Bagian 9: “Stuck Di Zona Nyaman”

Bagian 9: “Stuck Di Zona Nyaman”

Ari Hardianah Harahap--

“Susah ya mau jadi diri sendiri, sebab apa adanya dan sederhana dibilang ia yang tak mampu biaya, diberlakukan seperti apa yang diminta, dibilangnya kita sok kaya, jadi manusia mau apa sih?”

-Jingan

>>>***<<<


yamaha--

Bian tidak pernah tahu jika ekssitensinya dan teman – temannya diakui oleh semua orang, mereka dicari juga dibacarkan layaknya most wanted di sekolah, padahal mereka tidak lebih dari empat anak anak laki cupu dan pecundang, yang ditanya tentang asrama ya begitu – begitu saja, asal sang pujaan bahagai. Yang jika ditanya tugas sekolahnya, juga tak lebih dari selayaknya dan sebiasanya murid lainnya, kecuali Jinan yang memang selalu jadi luar biasa, kapanpun dan dimanapun. Pesona jenius memang selalu berbeda.

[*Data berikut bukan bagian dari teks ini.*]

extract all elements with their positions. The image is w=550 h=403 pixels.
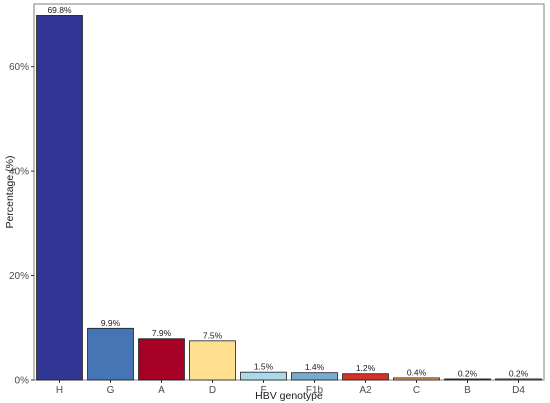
bar-a2 (342, 373, 389, 381)
x-axis: H G A D F F1b A2 C B D4 (56, 380, 525, 396)
bar-a (138, 338, 185, 381)
bar-d4 (495, 378, 542, 381)
data-label-b: 0.2% (458, 368, 478, 378)
data-label-a2: 1.2% (356, 363, 376, 373)
data-label-h: 69.8% (47, 5, 72, 15)
x-tick-label: C (413, 385, 420, 396)
y-tick-label: 20% (9, 271, 29, 282)
data-label-f1b: 1.4% (305, 362, 325, 372)
x-tick-label: G (107, 385, 115, 396)
y-tick-label: 60% (9, 62, 29, 73)
bars (36, 15, 542, 381)
x-tick-label: D (209, 385, 216, 396)
y-tick-label: 40% (9, 167, 29, 178)
bar-f (240, 371, 287, 381)
bar-f1b (291, 372, 338, 381)
x-tick-label: A (158, 385, 165, 396)
data-label-d: 7.5% (203, 330, 223, 340)
bar-c (393, 377, 440, 381)
bar-b (444, 378, 491, 381)
y-tick-label: 0% (15, 376, 30, 387)
bar-h (36, 15, 83, 381)
panel-border (33, 3, 545, 381)
x-tick-label: D4 (512, 385, 525, 396)
data-label-f: 1.5% (254, 362, 274, 372)
x-tick-label: H (56, 385, 63, 396)
data-labels: 69.8% 9.9% 7.9% 7.5% 1.5% 1.4% 1.2% 0.4% 0.2% 0.2… (47, 5, 528, 378)
x-axis-title: HBV genotype (255, 390, 323, 402)
x-tick-label: A2 (359, 385, 372, 396)
data-label-g: 9.9% (101, 318, 121, 328)
data-label-c: 0.4% (407, 367, 427, 377)
x-tick-label: F (260, 385, 266, 396)
y-axis-title: Percentage (%) (4, 156, 16, 229)
data-label-a: 7.9% (152, 328, 172, 338)
bar-g (87, 327, 134, 381)
x-tick-label: F1b (306, 385, 324, 396)
bar-d (189, 340, 236, 381)
data-label-d4: 0.2% (509, 368, 529, 378)
x-tick-label: B (464, 385, 471, 396)
y-axis: 0% 20% 40% 60% (9, 62, 34, 387)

“Orang – Orang tahu kita?” Tanya Bian, padahal hanya konten tiktok di akun iseng milik Jingan yang mereka buat asal – asalan sekedar membunuh tentang waktu luang, yang nyatanya malah membuat kepopularitasan mereka berpesat banyak. Jika itu orang lain, mungkin mereka akan tertawa bahagia, menjadikan kesempatan langka ini agar bisa berteman dan dikenal oleh siapa saja, memanfaatkan privilege yang tiba – tiba ini, sebab kesempatan tidak datang dua kali pada orang yang sama. berbeda dengan empat pemudah yang kini berwajah pias, satu – satunya yang mereka inginkan kini adalah kabur sejauh mungkin dari banyaknya tangan manusia yang ingin menggapai mereka layaknya zombie, Jingan yang lebih dulu memilih mundur.

Jingan memang tampan, alamat pentolan sekolah dan incaran wanita, dulunya lebih dulu merasa terkenal, siapa yang tak mengenal Jigan si brandal sekolah mereka. Hanya saja, Jingan tidak pernah ingin mengulangi laginya, ia sudah menemukan zona nyamannya, tidak ada lagi kata – kata yang menghakimi secara sepihak, tidak ada lagi ya yang selalu merasa terpaksa mengikuti segalanya hanya demi imej dan pamor yang tidak ada gunanya. Jingan lelah, dan sebab itu menikmati hidupnya yang menjadi pecundang sederhan dan apa adanya, dibanding petarung jalanan yang taka da artinya.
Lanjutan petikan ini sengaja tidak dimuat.